To compare CPUs across platforms we are using the GeekBench 4 benchmark scores. GeekBench is specifically designed to derive computing power across different platforms without favoring any due to software or architecture differences.
The figures for Snapdragon 835 on Geekbench are taken from devices where it does not have active cooling. Oculus Quest and HTC Vive Focus have active cooling fans, so the chip can be clocked higher and sustain that speed for longer. To roughly account for this, we have applied a 15% increase.
As can be seen, the 6DoF standalone headsets’ CPUs actually come close to PC minimum spec, falling behind in singlethreaded performance but actually pushing ahead in multithread.
Developers will still have to put a lot of work into optimization here, but the difference is small enough that any CPU dependent concept on PC should be able to be brought to standalone.
UPDATE: metric changed from FLOPS spec to GFXBench comparison to better account for architecture differences
The GPU (graphics processing unit) is the component responsible for rendering the actual visuals. The GPU is the main component of a video/graphics card, and thus the terms are often used interchangeably.
To compare GPUs across platforms we are using the GFXBench benchmark scores. Like GeekBench for CPUs, GFXBench is designed to take into account architecture differences.
Like with the CPU, the figure for the Adreno 540 is taken from passively cooled devices. In Oculus Quest and HTC Vive Focus performance can be higher, so we’ve applied a 15% boost.
As you can see, the GPU differences between standalone and PC are far greater than the CPU- only around 15% of even the Rift’s minimum spec GPU. This is where developers will have the most trouble- mobile GPUs simply do not compare to the multi-hundred-watt beasts from NVIDIA and AMD in our PCs.
Many PC VR games will have to have the 3D assets completely redone to be brought to standalone, with simplified graphics that favor a cartoon style over realism. This is a significant amount of work, so not all developers will do so.
One factor that makes this slightly easier, however, is the lower refresh rate. Whereas PC VR runs at 90Hz, requiring 90FPS, Oculus Go and Quest operate at 72Hz, and the Vive Focus and Mirage Solo at 75Hz. This is a 20% reduction in required pixels per second. When taking this into account, the differences between PC and standalone narrow slightly:
RAM (random access memory) is where currently in use data is stored, such as the current level in a game. It is significantly faster than the storage. More RAM allows for larger environments and less loading or hitching when transitioning between areas.

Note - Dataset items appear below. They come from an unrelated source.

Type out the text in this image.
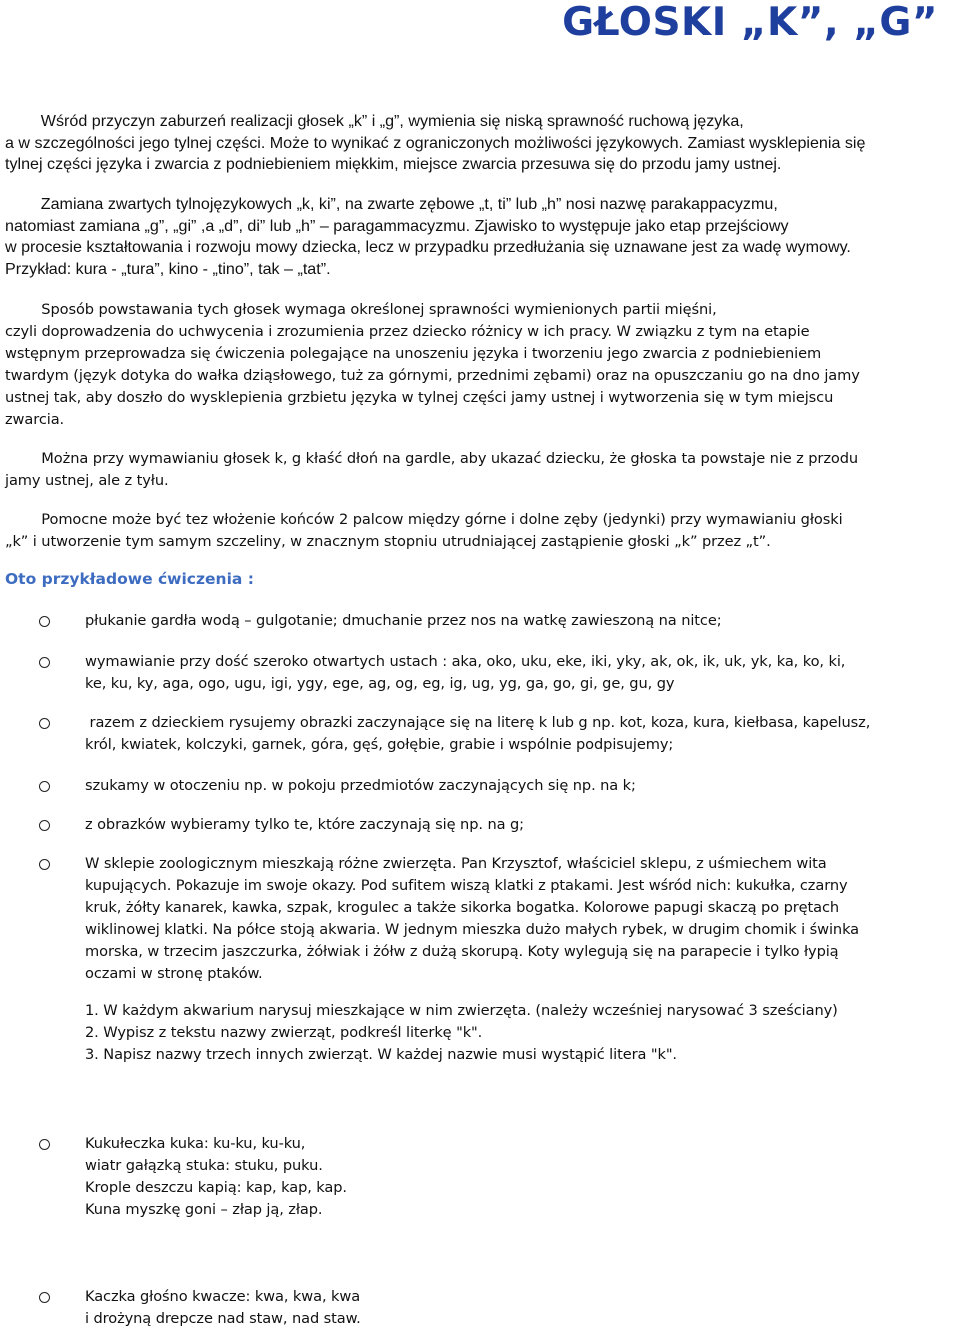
GŁOSKI „K”, „G”
Wśród przyczyn zaburzeń realizacji głosek „k” i „g”, wymienia się niską sprawność ruchową języka,
a w szczególności jego tylnej części. Może to wynikać z ograniczonych możliwości językowych. Zamiast wysklepienia się
tylnej części języka i zwarcia z podniebieniem miękkim, miejsce zwarcia przesuwa się do przodu jamy ustnej.
Zamiana zwartych tylnojęzykowych „k, ki”, na zwarte zębowe „t, ti” lub „h” nosi nazwę parakappacyzmu,
natomiast zamiana „g”, „gi” ,a „d”, di” lub „h” – paragammacyzmu. Zjawisko to występuje jako etap przejściowy
w procesie kształtowania i rozwoju mowy dziecka, lecz w przypadku przedłużania się uznawane jest za wadę wymowy.
Przykład: kura - „tura”, kino - „tino”, tak – „tat”.
Sposób powstawania tych głosek wymaga określonej sprawności wymienionych partii mięśni,
czyli doprowadzenia do uchwycenia i zrozumienia przez dziecko różnicy w ich pracy. W związku z tym na etapie
wstępnym przeprowadza się ćwiczenia polegające na unoszeniu języka i tworzeniu jego zwarcia z podniebieniem
twardym (język dotyka do wałka dziąsłowego, tuż za górnymi, przednimi zębami) oraz na opuszczaniu go na dno jamy
ustnej tak, aby doszło do wysklepienia grzbietu języka w tylnej części jamy ustnej i wytworzenia się w tym miejscu
zwarcia.
Można przy wymawianiu głosek k, g kłaść dłoń na gardle, aby ukazać dziecku, że głoska ta powstaje nie z przodu
jamy ustnej, ale z tyłu.
Pomocne może być tez włożenie końców 2 palcow między górne i dolne zęby (jedynki) przy wymawianiu głoski
„k” i utworzenie tym samym szczeliny, w znacznym stopniu utrudniającej zastąpienie głoski „k” przez „t”.
Oto przykładowe ćwiczenia :
płukanie gardła wodą – gulgotanie; dmuchanie przez nos na watkę zawieszoną na nitce;
wymawianie przy dość szeroko otwartych ustach : aka, oko, uku, eke, iki, yky, ak, ok, ik, uk, yk, ka, ko, ki,
ke, ku, ky, aga, ogo, ugu, igi, ygy, ege, ag, og, eg, ig, ug, yg, ga, go, gi, ge, gu, gy
razem z dzieckiem rysujemy obrazki zaczynające się na literę k lub g np. kot, koza, kura, kiełbasa, kapelusz,
król, kwiatek, kolczyki, garnek, góra, gęś, gołębie, grabie i wspólnie podpisujemy;
szukamy w otoczeniu np. w pokoju przedmiotów zaczynających się np. na k;
z obrazków wybieramy tylko te, które zaczynają się np. na g;
W sklepie zoologicznym mieszkają różne zwierzęta. Pan Krzysztof, właściciel sklepu, z uśmiechem wita
kupujących. Pokazuje im swoje okazy. Pod sufitem wiszą klatki z ptakami. Jest wśród nich: kukułka, czarny
kruk, żółty kanarek, kawka, szpak, krogulec a także sikorka bogatka. Kolorowe papugi skaczą po prętach
wiklinowej klatki. Na półce stoją akwaria. W jednym mieszka dużo małych rybek, w drugim chomik i świnka
morska, w trzecim jaszczurka, żółwiak i żółw z dużą skorupą. Koty wylegują się na parapecie i tylko łypią
oczami w stronę ptaków.
1. W każdym akwarium narysuj mieszkające w nim zwierzęta. (należy wcześniej narysować 3 sześciany)
2. Wypisz z tekstu nazwy zwierząt, podkreśl literkę "k".
3. Napisz nazwy trzech innych zwierząt. W każdej nazwie musi wystąpić litera "k".
Kukułeczka kuka: ku-ku, ku-ku,
wiatr gałązką stuka: stuku, puku.
Krople deszczu kapią: kap, kap, kap.
Kuna myszkę goni – złap ją, złap.
Kaczka głośno kwacze: kwa, kwa, kwa
i drożyną drepcze nad staw, nad staw.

It’s important to note that on a PC or PS4, the operating system itself uses much more RAM than Android (the OS underlying standalones). Android was designed for very low RAM devices and the onboard storage is much faster than a typical hard drive, so almost all of the RAM will be available to the VR app.
Still, however, the lower RAM means that some open world games won’t be possible without loading screens or other downsizing techniques.
Facebook hasn’t given details of Oculus Quest’s RAM yet, but we expect it to be 4GB.
The amount of available storage may not seem like it matters from a developer perspective, but it does. Developers have to make difficult decisions about the amount of content they can ship in their game based on platform storage. AAA console blockbusters like Red Dead Redemption 2 can take up more than 100GB of storage, whereas Nintendo Switch games are typically single digit GB due to the platform’s 32GB default capacity.
This is an area where standalones are significantly restricted compared to console or PC. And whereas those platforms support expandable storage, Oculus Go and Oculus Quest do not.